The paradigm of suspicion leaves the radical exhausted and misanthropic, because any action or statement can be shown with sufficient effort to hide privilege, a microaggression, or unconscious bias.
Barnes says the nature of radical communities tends to attract a lot of genuinely compassionate people who feel the injustices of the world deeply and have a sincere interest in making it a better place. But the radical community they join celebrates illegal and often violent behavior. And intersectionality leads not to a classless society but to the creation of an alternative pecking order, one where the most afflicted are the most revered. That combination, a rejection of social norms combined with a call-out culture based on a pyramid of victimization, can easily be exploited by abusive personalities to dominate and destroy others.

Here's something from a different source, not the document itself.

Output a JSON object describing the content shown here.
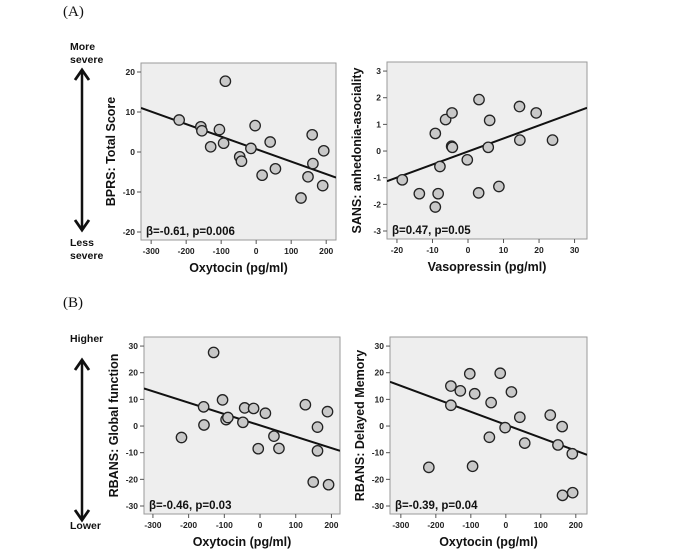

The accountability process is a subcultural institution whereby survivors can make demands of perpetrators and the community must hold them accountable. Radicals are hesitant to report abusers and rapists to the police, for fear of subjecting comrades to the prison system. But turning victims into judge and jury and shared friends into executioners is a recipe for injustice that satisfies no one. And in light of the instant truth-value given to claims of abuse, accountability processes are an oddly perfect weapon for actual abusers. As one writer for the zine the Broken Teapot says, “The past few years I have watched with horror as the language of accountability became an easy front for a new generation of emotional manipulators. It’s been used to perfect a new kind of predatory maverick—the one schooled in the language of sensitivity—using the illusion of accountability as community currency.”
Entanglement with such an individual is what finally broke me from my own dogmatism. Having somebody yell at me that if I didn’t admit to being a white supremacist her friends might beat me up and that I should pay her for her emotional labor, was too much for my ideology to spin. The internal crisis it induced led to gradual disillusion. In the end, however, this was the greatest gift I could ask for.
I’d like to hear more details about the encounter that shook Barnes’ faith. What had he said to prompt such a response? You get the impression that in these communities, where every interaction between individuals is seen as part of a political struggle between identity groups seeking power, anything could be deemed problematic. For the accused, there is no way to argue the point without immediately proving oneself guilty of the privilege they are denying.
Barnes appeared on Tucker Carlson’s show this week to talk about his time in the radical community.